D’un côté les louanges, de l’autre les critiques. Durant la Guerre Froide, les sœurs Press sont devenues des figures importantes de la société soviétique grâce à leur formidable palmarès sportif. Mais Irina et Tamara n’ont pas échappé aux critiques du bloc d’en face. Des capacités physiques qui interpellent, et les rumeurs sur le véritable sexe de ces femmes vont bon train.
Toutes les deux sont nées un 10 mars à Kharkov, en Ukraine. Tamara en 1937, sa petite sœur Irina en 1939. Alors qu’elles sont encore de jeunes enfants, leur père est tué par les Nazis en 1942. La mère décide alors de fuir la guerre avec ses filles, direction Samarcande, une ville d’Ouzbékistan. C’est là-bas que les deux jeunes femmes commencent à pratiquer l’athlétisme.

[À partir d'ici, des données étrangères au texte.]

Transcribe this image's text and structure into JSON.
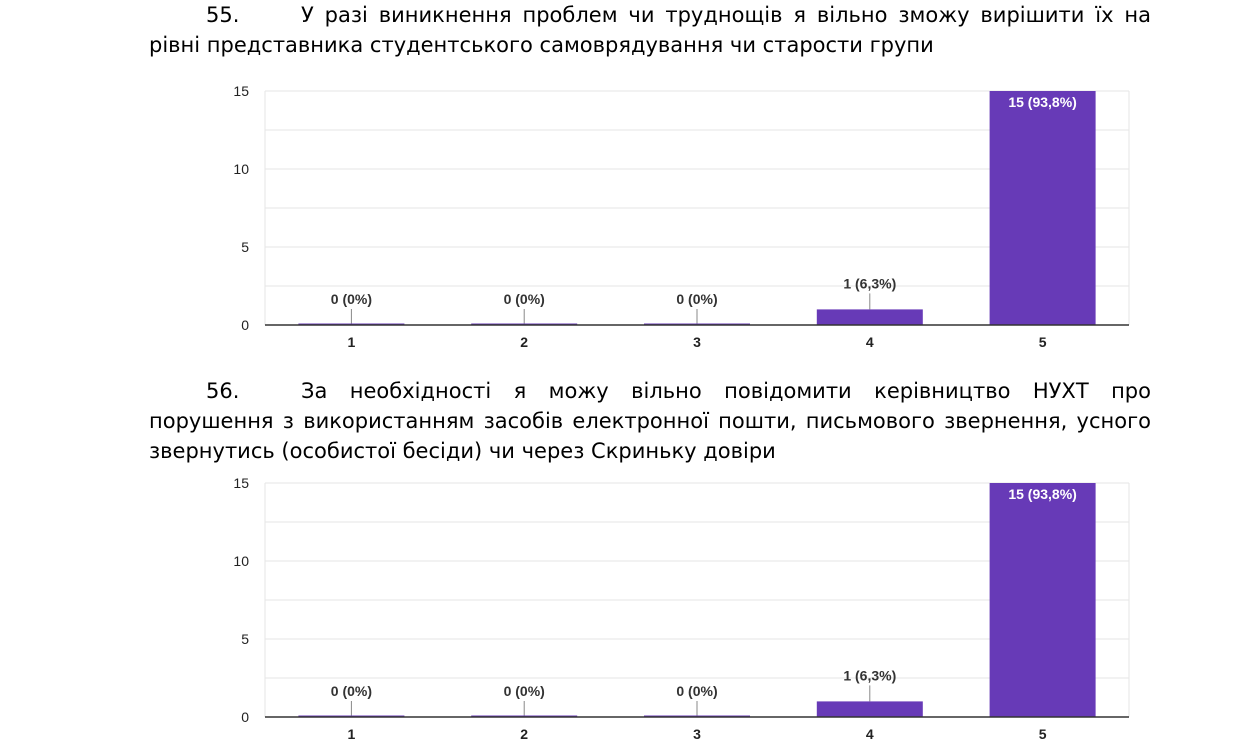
{
  "questions": [
    {
      "number": "55.",
      "text_line1": "У разі виникнення проблем чи труднощів я вільно зможу вирішити їх на",
      "text_rest": "рівні представника студентського самоврядування чи старости групи"
    },
    {
      "number": "56.",
      "text_line1": "За необхідності я можу вільно повідомити керівництво НУХТ про",
      "text_rest": "порушення з використанням засобів електронної пошти, письмового звернення, усного звернутись (особистої бесіди) чи через Скриньку довіри"
    }
  ],
  "chart_data": [
    {
      "type": "bar",
      "categories": [
        "1",
        "2",
        "3",
        "4",
        "5"
      ],
      "values": [
        0,
        0,
        0,
        1,
        15
      ],
      "data_labels": [
        "0 (0%)",
        "0 (0%)",
        "0 (0%)",
        "1 (6,3%)",
        "15 (93,8%)"
      ],
      "yticks": [
        0,
        5,
        10,
        15
      ],
      "ylim": [
        0,
        15
      ],
      "grid": true,
      "bar_color": "#673ab7"
    },
    {
      "type": "bar",
      "categories": [
        "1",
        "2",
        "3",
        "4",
        "5"
      ],
      "values": [
        0,
        0,
        0,
        1,
        15
      ],
      "data_labels": [
        "0 (0%)",
        "0 (0%)",
        "0 (0%)",
        "1 (6,3%)",
        "15 (93,8%)"
      ],
      "yticks": [
        0,
        5,
        10,
        15
      ],
      "ylim": [
        0,
        15
      ],
      "grid": true,
      "bar_color": "#673ab7"
    }
  ]
}
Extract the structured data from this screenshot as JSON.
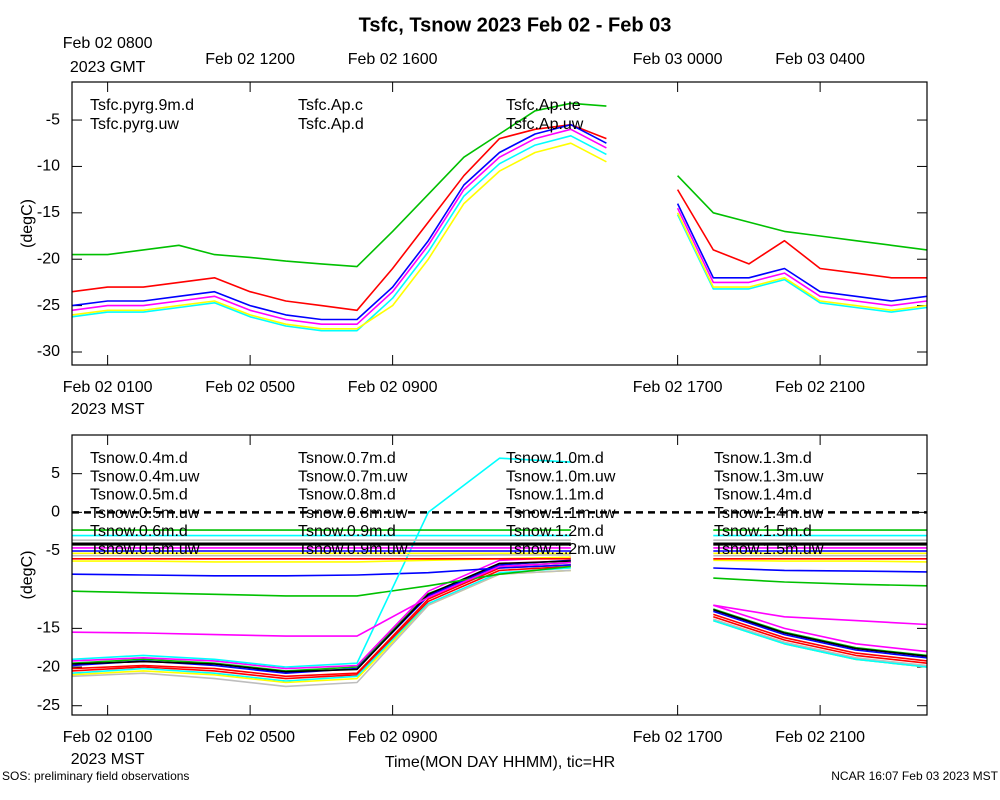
{
  "title": "Tsfc, Tsnow 2023 Feb 02 - Feb 03",
  "footer_left": "SOS: preliminary field observations",
  "footer_right": "NCAR 16:07 Feb 03 2023 MST",
  "chart_data": [
    {
      "type": "line",
      "ylabel": "(degC)",
      "ylim": [
        -31.4,
        -0.9
      ],
      "yticks": [
        -5,
        -10,
        -15,
        -20,
        -25,
        -30
      ],
      "xlim": [
        0,
        24
      ],
      "xticks": [
        {
          "value": 1,
          "label": "Feb 02 0100"
        },
        {
          "value": 5,
          "label": "Feb 02 0500"
        },
        {
          "value": 9,
          "label": "Feb 02 0900"
        },
        {
          "value": 17,
          "label": "Feb 02 1700"
        },
        {
          "value": 21,
          "label": "Feb 02 2100"
        }
      ],
      "x_note": "2023 MST",
      "x2ticks": [
        {
          "value": 1,
          "label": "Feb 02 0800"
        },
        {
          "value": 5,
          "label": "Feb 02 1200"
        },
        {
          "value": 9,
          "label": "Feb 02 1600"
        },
        {
          "value": 17,
          "label": "Feb 03 0000"
        },
        {
          "value": 21,
          "label": "Feb 03 0400"
        }
      ],
      "x2_note": "2023 GMT",
      "x": [
        0,
        1,
        2,
        3,
        4,
        5,
        6,
        7,
        8,
        9,
        10,
        11,
        12,
        13,
        14,
        15,
        16,
        17,
        18,
        19,
        20,
        21,
        22,
        23,
        24
      ],
      "series": [
        {
          "name": "Tsfc.pyrg.9m.d",
          "color": "#ff0000",
          "values": [
            -23.5,
            -23,
            -23,
            -22.5,
            -22,
            -23.5,
            -24.5,
            -25,
            -25.5,
            -21,
            -16,
            -11,
            -7,
            -6,
            -5.5,
            -7,
            null,
            -12.5,
            -19,
            -20.5,
            -18,
            -21,
            -21.5,
            -22,
            -22
          ]
        },
        {
          "name": "Tsfc.pyrg.uw",
          "color": "#00c000",
          "values": [
            -19.5,
            -19.5,
            -19,
            -18.5,
            -19.5,
            -19.8,
            -20.2,
            -20.5,
            -20.8,
            -17,
            -13,
            -9,
            -6.5,
            -4,
            -3.2,
            -3.5,
            null,
            -11,
            -15,
            -16,
            -17,
            -17.5,
            -18,
            -18.5,
            -19
          ]
        },
        {
          "name": "Tsfc.Ap.c",
          "color": "#0000ff",
          "values": [
            -25,
            -24.5,
            -24.5,
            -24,
            -23.5,
            -25,
            -26,
            -26.5,
            -26.5,
            -23,
            -18,
            -12,
            -8.5,
            -6.5,
            -5.5,
            -7.5,
            null,
            -14,
            -22,
            -22,
            -21,
            -23.5,
            -24,
            -24.5,
            -24
          ]
        },
        {
          "name": "Tsfc.Ap.d",
          "color": "#00ffff",
          "values": [
            -26.2,
            -25.7,
            -25.7,
            -25.2,
            -24.7,
            -26.2,
            -27.2,
            -27.7,
            -27.7,
            -24.2,
            -19.2,
            -13.2,
            -9.7,
            -7.7,
            -6.7,
            -8.7,
            null,
            -15.2,
            -23.2,
            -23.2,
            -22.2,
            -24.7,
            -25.2,
            -25.7,
            -25.2
          ]
        },
        {
          "name": "Tsfc.Ap.ue",
          "color": "#ff00ff",
          "values": [
            -25.5,
            -25,
            -25,
            -24.5,
            -24,
            -25.5,
            -26.5,
            -27,
            -27,
            -23.5,
            -18.5,
            -12.5,
            -9,
            -7,
            -6,
            -8,
            null,
            -14.5,
            -22.5,
            -22.5,
            -21.5,
            -24,
            -24.5,
            -25,
            -24.5
          ]
        },
        {
          "name": "Tsfc.Ap.uw",
          "color": "#ffff00",
          "values": [
            -26,
            -25.5,
            -25.5,
            -25,
            -24.5,
            -26,
            -27,
            -27.5,
            -27.5,
            -25,
            -20,
            -14,
            -10.5,
            -8.5,
            -7.5,
            -9.5,
            null,
            -15,
            -23,
            -23,
            -22,
            -24.5,
            -25,
            -25.5,
            -25
          ]
        }
      ]
    },
    {
      "type": "line",
      "ylabel": "(degC)",
      "ylim": [
        -26.2,
        10
      ],
      "yticks": [
        5,
        0,
        -5,
        -15,
        -20,
        -25
      ],
      "hline": 0,
      "xlim": [
        0,
        24
      ],
      "xticks": [
        {
          "value": 1,
          "label": "Feb 02 0100"
        },
        {
          "value": 5,
          "label": "Feb 02 0500"
        },
        {
          "value": 9,
          "label": "Feb 02 0900"
        },
        {
          "value": 17,
          "label": "Feb 02 1700"
        },
        {
          "value": 21,
          "label": "Feb 02 2100"
        }
      ],
      "x_note": "2023 MST",
      "xlabel": "Time(MON DAY HHMM), tic=HR",
      "x": [
        0,
        2,
        4,
        6,
        8,
        10,
        12,
        14,
        16,
        18,
        20,
        22,
        24
      ],
      "series": [
        {
          "name": "Tsnow.0.4m.d",
          "color": "#ff0000",
          "values": [
            -20.5,
            -20,
            -20.5,
            -21.5,
            -21,
            -11.5,
            -7.5,
            -7,
            null,
            -13.5,
            -16.5,
            -18.5,
            -19.5
          ]
        },
        {
          "name": "Tsnow.0.4m.uw",
          "color": "#00c000",
          "values": [
            -19.5,
            -19,
            -19.5,
            -20.5,
            -20,
            -10.5,
            -7,
            -6.5,
            null,
            -12.5,
            -15.5,
            -17.5,
            -18.5
          ]
        },
        {
          "name": "Tsnow.0.5m.d",
          "color": "#0000ff",
          "values": [
            -19.8,
            -19.2,
            -19.8,
            -20.8,
            -20.2,
            -10.8,
            -6.8,
            -6.2,
            null,
            -12.8,
            -15.8,
            -17.8,
            -18.8
          ]
        },
        {
          "name": "Tsnow.0.5m.uw",
          "color": "#00ffff",
          "values": [
            -20.8,
            -20.2,
            -20.8,
            -21.8,
            -21.2,
            -11.8,
            -7.8,
            -7.2,
            null,
            -14,
            -17,
            -19,
            -20
          ]
        },
        {
          "name": "Tsnow.0.6m.d",
          "color": "#ff00ff",
          "values": [
            -19.2,
            -18.8,
            -19.2,
            -20.2,
            -19.8,
            -10.2,
            -6.2,
            -5.8,
            null,
            -12,
            -15,
            -17,
            -18
          ]
        },
        {
          "name": "Tsnow.0.6m.uw",
          "color": "#ffff00",
          "values": [
            -21,
            -20.5,
            -21,
            -22,
            -21.5,
            -12,
            -8,
            -7.5,
            null,
            -14,
            -17,
            -19,
            -20
          ]
        },
        {
          "name": "Tsnow.0.7m.d",
          "color": "#bebebe",
          "values": [
            -21.2,
            -20.8,
            -21.5,
            -22.5,
            -22,
            -12,
            -8,
            -7.5,
            null,
            -13.8,
            -16.8,
            -18.8,
            -19.8
          ]
        },
        {
          "name": "Tsnow.0.7m.uw",
          "color": "#000000",
          "values": [
            -19.6,
            -19.3,
            -19.6,
            -20.6,
            -20.3,
            -10.6,
            -6.6,
            -6.3,
            null,
            -12.6,
            -15.6,
            -17.6,
            -18.6
          ]
        },
        {
          "name": "Tsnow.0.8m.d",
          "color": "#ff0000",
          "values": [
            -20.2,
            -19.8,
            -20.2,
            -21.2,
            -20.8,
            -11.2,
            -7.2,
            -6.8,
            null,
            -13.2,
            -16.2,
            -18.2,
            -19.2
          ]
        },
        {
          "name": "Tsnow.0.8m.uw",
          "color": "#00c000",
          "values": [
            -10.2,
            -10.4,
            -10.6,
            -10.8,
            -10.8,
            -9.5,
            -8,
            -7,
            null,
            -8.5,
            -9,
            -9.3,
            -9.5
          ]
        },
        {
          "name": "Tsnow.0.9m.d",
          "color": "#0000ff",
          "values": [
            -8,
            -8.1,
            -8.2,
            -8.2,
            -8.1,
            -7.8,
            -7.2,
            -6.8,
            null,
            -7.2,
            -7.5,
            -7.6,
            -7.7
          ]
        },
        {
          "name": "Tsnow.0.9m.uw",
          "color": "#00ffff",
          "values": [
            -19,
            -18.5,
            -19,
            -20,
            -19.5,
            0,
            7,
            6.5,
            null,
            -14,
            -17,
            -19,
            -20
          ]
        },
        {
          "name": "Tsnow.1.0m.d",
          "color": "#ff00ff",
          "values": [
            -15.5,
            -15.6,
            -15.8,
            -16,
            -16,
            -11,
            -7,
            -6.5,
            null,
            -12,
            -13.5,
            -14,
            -14.5
          ]
        },
        {
          "name": "Tsnow.1.0m.uw",
          "color": "#ffff00",
          "values": [
            -6.3,
            -6.3,
            -6.4,
            -6.4,
            -6.4,
            -6.2,
            -6,
            -5.8,
            null,
            -6.2,
            -6.3,
            -6.3,
            -6.4
          ]
        },
        {
          "name": "Tsnow.1.1m.d",
          "color": "#bebebe",
          "values": [
            -5.6,
            -5.6,
            -5.6,
            -5.6,
            -5.6,
            -5.6,
            -5.5,
            -5.5,
            null,
            -5.6,
            -5.6,
            -5.6,
            -5.6
          ]
        },
        {
          "name": "Tsnow.1.1m.uw",
          "color": "#000000",
          "values": [
            -4.2,
            -4.2,
            -4.2,
            -4.2,
            -4.2,
            -4.2,
            -4.2,
            -4.2,
            null,
            -4.2,
            -4.2,
            -4.2,
            -4.2
          ]
        },
        {
          "name": "Tsnow.1.2m.d",
          "color": "#ff0000",
          "values": [
            -6,
            -6,
            -6,
            -6,
            -6,
            -6,
            -6,
            -6,
            null,
            -6,
            -6,
            -6,
            -6
          ]
        },
        {
          "name": "Tsnow.1.2m.uw",
          "color": "#00c000",
          "values": [
            -2.3,
            -2.3,
            -2.3,
            -2.3,
            -2.3,
            -2.3,
            -2.3,
            -2.3,
            null,
            -2.3,
            -2.3,
            -2.3,
            -2.3
          ]
        },
        {
          "name": "Tsnow.1.3m.d",
          "color": "#0000ff",
          "values": [
            -5,
            -5,
            -5,
            -5,
            -5,
            -5,
            -5,
            -5,
            null,
            -5,
            -5,
            -5,
            -5
          ]
        },
        {
          "name": "Tsnow.1.3m.uw",
          "color": "#00ffff",
          "values": [
            -3,
            -3,
            -3,
            -3,
            -3,
            -3,
            -3,
            -3,
            null,
            -3,
            -3,
            -3,
            -3
          ]
        },
        {
          "name": "Tsnow.1.4m.d",
          "color": "#ff00ff",
          "values": [
            -4.6,
            -4.6,
            -4.6,
            -4.6,
            -4.6,
            -4.6,
            -4.6,
            -4.6,
            null,
            -4.6,
            -4.6,
            -4.6,
            -4.6
          ]
        },
        {
          "name": "Tsnow.1.4m.uw",
          "color": "#ffff00",
          "values": [
            -5.3,
            -5.3,
            -5.3,
            -5.3,
            -5.3,
            -5.3,
            -5.3,
            -5.3,
            null,
            -5.3,
            -5.3,
            -5.3,
            -5.3
          ]
        },
        {
          "name": "Tsnow.1.5m.d",
          "color": "#bebebe",
          "values": [
            -3.6,
            -3.6,
            -3.6,
            -3.6,
            -3.6,
            -3.6,
            -3.6,
            -3.6,
            null,
            -3.6,
            -3.6,
            -3.6,
            -3.6
          ]
        },
        {
          "name": "Tsnow.1.5m.uw",
          "color": "#000000",
          "values": [
            -4,
            -4,
            -4,
            -4,
            -4,
            -4,
            -4,
            -4,
            null,
            -4,
            -4,
            -4,
            -4
          ]
        }
      ]
    }
  ]
}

Avec son physique bien charpenté (1,80 m, 100 kg), Tamara se spécialise dans le lancer de disque et de marteau. Sa petite sœur Irina (1,68 m, 74 kg) est plus complète. Elle court, saute et balance à foison. Le pentathlon est fait pour elle. Les sœurs Press sont devenues championnes olympiques et ont établi des records mondiaux dans leurs disciplines respectives.
Aux Jeux de Rome en 1960, Irina brille sur la piste. La cadette choisit de participer aux 80m haies, car le pentathlon n’est pas encore inscrit au programme. Cela s’avère être le bon choix puisqu’elle remporte la médaille d’or. Pendant ce temps, Tamara fait trembler le sol du stade en décrochant l’or au lancer de poids et l’argent au lancer de disque.

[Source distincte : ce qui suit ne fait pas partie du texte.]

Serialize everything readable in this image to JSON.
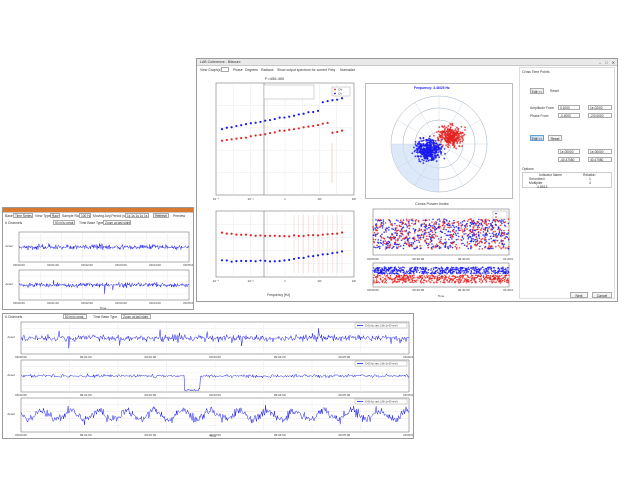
{
  "analysis_window": {
    "title": "LAB Coherence - Bitsourc",
    "chart_title": "F=456.400",
    "freq_readout": "Frequency: 4.46/25 Hz",
    "cross_title": "Cross Power Index",
    "x_label": "Frequency [Hz]",
    "time_label": "Time",
    "legend_ch1": "CH",
    "legend_ch2": "Ch",
    "toolbar": {
      "view": "View Graph(s)",
      "phase": "Phase",
      "degrees": "Degrees",
      "radians": "Radians",
      "show": "Show output spectrum for current Freq",
      "normalize": "Normalize"
    },
    "ticks": {
      "x_main": [
        "10⁻⁴",
        "10⁻²",
        "1",
        "10¹",
        "10²"
      ],
      "x_cross": [
        "00:00:00",
        "00:20:00",
        "00:40:00",
        "01:00:00"
      ]
    }
  },
  "side_panel": {
    "section1": "Cross Time Points",
    "btn_edit1": "Edit <<",
    "btn_reset1": "Reset",
    "amp_from_label": "Amplitude From",
    "amp_from": "0.1000",
    "amp_to": "1e-02/00",
    "phase_from_label": "Phase From",
    "phase_from": "-0.4000",
    "phase_to": "-2/0.0000",
    "btn_edit2": "Edit >>",
    "btn_reset2": "Reset",
    "amp_from2": "1e-00000",
    "amp_to2": "1e-00000",
    "phase_from2": "-40.47080",
    "phase_to2": "40.47080",
    "options": "Options",
    "table_headers": [
      "Indicator Name",
      "Relation"
    ],
    "table_rows": [
      [
        "Smoothed",
        "1"
      ],
      [
        "Multiplier",
        "4"
      ],
      [
        "4.8613",
        ""
      ]
    ],
    "btn_next": "Next",
    "btn_cancel": "Cancel"
  },
  "recorder_window": {
    "toolbar_row": {
      "field1_label": "Base",
      "field1": "Time Series",
      "field2_label": "View Type",
      "field2": "Raw",
      "field3_label": "Sample Rate",
      "field3": "100 Hz",
      "field4_label": "Moving Avg Period (s)",
      "field4": "1s 1s 1s 1s 1s",
      "btn_refresh": "Refresh",
      "chk_preview": "Preview"
    },
    "row2": {
      "label": "# Channels",
      "val": "100 Hz Vertical Scale Hz",
      "field": "50 m/s² peak",
      "zoom_label": "Time Base Type",
      "zoom": "Zoom at last sight"
    },
    "y_label": "Accel",
    "time_label": "Time",
    "x_ticks_top": [
      "09:00:00",
      "09:01:00",
      "09:02:00",
      "09:03:00",
      "09:04:00",
      "09:05:00"
    ]
  },
  "bottom_recorder": {
    "row": {
      "label": "# Channels",
      "val": "100 Hz Vertical Scale Hz",
      "field": "50 m/s² peak",
      "zoom_label": "Time Base Type",
      "zoom": "Zoom at last sight"
    },
    "y_label": "Accel",
    "time_label": "Time",
    "legends": [
      "CH1 Acc raw 1 (filt 1e-09 m/s²)",
      "CH2 Acc raw 1 (filt 1e-09 m/s²)",
      "CH3 Acc raw 1 (filt 1e-09 m/s²)"
    ],
    "x_ticks": [
      "09:00:00",
      "09:01:00",
      "09:02:00",
      "09:03:00",
      "09:04:00",
      "09:05:00",
      "09:06:00"
    ]
  },
  "colors": {
    "blue": "#1a1aee",
    "red": "#e52222",
    "frame": "#9a9a9a"
  }
}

Mais c’est à Tokyo, en 1964, que les sœurs Press font la plus forte impression. Pour la première apparition du pentathlon aux olympiades, Irina monte sur la plus haute marche du podium. Lors de cette victoire, la cadette établit un record du monde dans chacune des 5 disciplines. Pendant ce temps, sa sœur Tamara ajoute deux nouvelles médailles d’or à sa collection. Un magnifique doublé avec à la clé le record olympique au lancer de poids et du disque.
Pourtant, derrière leur succès éblouissant, plane une aura de mystère. Leur physique robuste et leurs traits jugés masculins ont, comme ce fut le cas de l’athlète Stella Walsh en 1932, alimenté toutes sortes de spéculations. Elles sont accusées par le bloc capitaliste d’être intersexes, dopées à la testostérone, ou transgenres. Les détracteurs leur accordent même un petit nom : les « frères Press ».

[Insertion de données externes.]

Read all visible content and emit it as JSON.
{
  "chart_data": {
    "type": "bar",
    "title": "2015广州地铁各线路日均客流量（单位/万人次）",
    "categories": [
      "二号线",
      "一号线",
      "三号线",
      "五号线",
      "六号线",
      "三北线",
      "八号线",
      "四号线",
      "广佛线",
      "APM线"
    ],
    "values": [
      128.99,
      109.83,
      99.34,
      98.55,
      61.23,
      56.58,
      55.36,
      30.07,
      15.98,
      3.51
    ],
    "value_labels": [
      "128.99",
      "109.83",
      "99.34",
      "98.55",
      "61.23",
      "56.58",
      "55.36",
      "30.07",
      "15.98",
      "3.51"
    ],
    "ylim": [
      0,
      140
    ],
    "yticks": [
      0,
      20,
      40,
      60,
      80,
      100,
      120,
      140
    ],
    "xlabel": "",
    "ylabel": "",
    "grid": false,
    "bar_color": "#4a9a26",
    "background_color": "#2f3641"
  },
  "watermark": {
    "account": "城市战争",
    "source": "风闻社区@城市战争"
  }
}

Mis à part lors des grandes compétitions, les sœurs Press ne sont jamais aperçues sur les stades en Occident. Leurs déplacements sont limités sur ordre du Kremlin. Aucun journaliste ne peut les approcher. Irina et Tamara ne donnent jamais d’interview.
Malgré ces doutes persistants, la nature féminine des sœurs Press n’a jamais été remise en cause. Du moins officiellement. Car lorsque le Comité International Olympique souhaite introduire des tests de vérification du sexe, les deux athlètes choisissent de mettre fin à leur carrière sportive. Ainsi en 1966, la Fédération hongroise met en place des contrôles de féminité lors des Championnats d’Europe de Budapest. Mais les sœurs doivent se rendre au chevet d’un proche gravement malade… Les dirigeants de l’équipe d’URSS les retirent de la compétition.
Ce départ prématuré laisse planer le mystère. Pour beaucoup, il n’est pas question d’une simple coïncidence. Pour preuve, l’établissement du genre des athlètes devient obligatoire en 1968. Les deux sœurs prennent leur retraite sportive juste avant de devoir s’y soumettre.
Une fois les pointes raccrochées, Irina s’engage dans les troupes de frontière du KGB et devient officière. De son côté, Tamara se convertit en ingénieure civile et écrit plusieurs livres sur le sport. La cadette décède en 2004, Tamara plus récemment en 2021. Les sœurs Press laissent derrière elles un héritage éclatant sur la scène sportive, mais aussi un voile secret qui continue de captiver l’imagination du public.